La commission de médiation de la Seine-Saint-Denis a, par une décision du 9 octobre 2019, désigné Mme B... comme prioritaire et devant être relogée en urgence. Cette décision vaut pour quatre personnes. N’ayant reçu qu’une proposition de logement, le 7 février 2020, pour laquelle son dossier n’a pas été retenu, Mme B... a saisi le préfet de la Seine-Saint-Denis d’une demande indemnitaire préalable par un courrier daté du 12 juin 2023. Cette demande ayant été implicitement rejetée, Mme B... demande au tribunal de condamner l’État à lui verser une somme de 20 000 euros en réparation des préjudices qu’elle estime avoir subis.

Aux termes de l’article L. 300-1 du code de la construction et de l’habitation : « Le droit à un logement décent et indépendant (…) est garanti par l'Etat à toute personne qui, résidant sur le territoire français de façon régulière et dans des conditions de permanence définies par décret en Conseil d'Etat, n'est pas en mesure d'y accéder par ses propres moyens ou de s'y maintenir. / Ce droit s'exerce par un recours amiable puis, le cas échéant, par un recours contentieux dans les conditions et selon les modalités fixées par le présent article et les articles L. 441-2-3 et L. 441-2-3-1 ».

Lorsqu’une personne a été reconnue comme prioritaire et devant être logée ou relogée d’urgence par une commission de médiation, en application des dispositions de l’article L. 441-2-3 du code de la construction et de l’habitation, la carence fautive de l’Etat à exécuter cette décision dans le délai imparti engage sa responsabilité au titre des troubles dans les conditions d’existence résultant du maintien de la situation qui a motivé la décision de la commission, que l’intéressé ait ou non fait usage du recours prévu par l’article L. 441-2-3-1 du code de la construction et de l’habitation. Ces troubles doivent être appréciés en fonction des conditions de logement qui ont perduré du fait de la carence de l’Etat, de la durée de cette carence et du nombre de personnes composant le foyer du demandeur pendant la période de responsabilité de l’Etat, qui court à l’expiration du délai de trois ou six mois à compter de la décision de la commission de médiation que l’article R. 441-16-1 du code de la construction et de l’habitation impartit au préfet pour provoquer une offre de logement. Dans le cas où le demandeur a été reconnu prioritaire au seul motif que sa demande de logement social n’a pas reçu de réponse dans le délai réglementaire, son maintien dans le logement où il réside ne peut être regardé comme entraînant des troubles dans ses conditions d’existence lui ouvrant droit à réparation que si ce logement est inadapté au regard, notamment, de ses capacités financières et de ses besoins.

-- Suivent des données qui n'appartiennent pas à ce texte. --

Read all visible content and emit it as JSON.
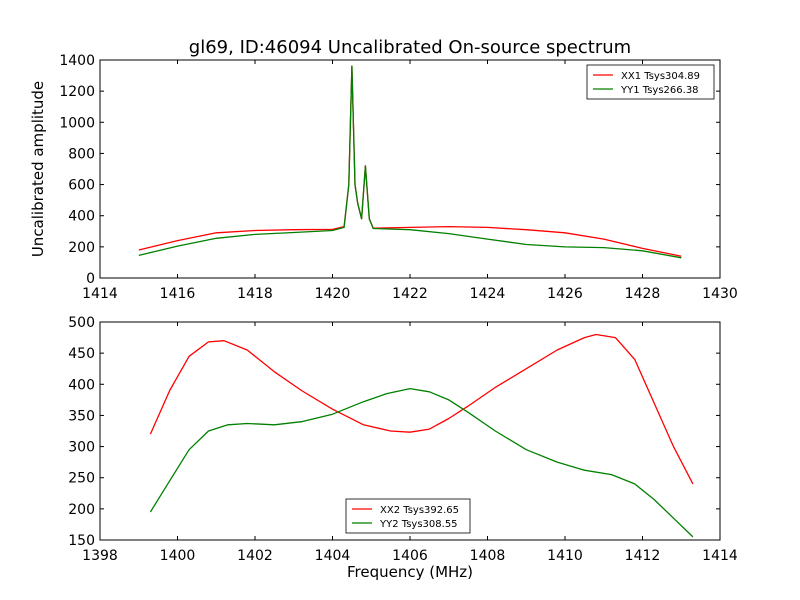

La commission de médiation a reconnu le caractère urgent et prioritaire de la demande de Mme B... le 9 octobre 2019 au motif qu’elle est en « attente d’un logement social depuis un délai supérieur au délai fixé par arrêté préfectoral ». Il résulte de l’instruction que la requérante est en attente d’un logement social depuis le 7 octobre 2015 et soutient, sans être contestée, qu’elle est toujours demanderesse d’un logement social. Toutefois, Mme B..., qui se borne à soutenir que la taille du logement qu’elle occupe avec sa famille est inadaptée à la composition familiale sans l’établir par les pièces qu’elle produit, ne saurait se prévaloir d’un trouble dans ses conditions d’existence résultant d’une carence fautive de l’Etat à assurer son relogement. Par suite, il y a lieu de rejeter les conclusions à fin d’indemnisation de la requête de Mme B..., ainsi que, par voie de conséquence, ses conclusions relatives aux frais d’instance.



D E C I D E :


Article 1er : La requête de Mme B... est rejetée.

Article 2 : Le présent jugement sera notifié à Mme A... B... et au ministre de la ville et du logement.

Copie en sera adressée au préfet de la Seine-Saint-Denis.


Rendu public par mise à disposition au greffe le 7 novembre 2025.


La magistrate désignée

J. C...
La greffière

P. Demol




La République mande et ordonne au ministre de la ville et du logement en ce qui le concerne ou à tous commissaires de justice à ce requis en ce qui concerne les voies de droit commun contre les parties privées, de pourvoir à l'exécution de la présente décision.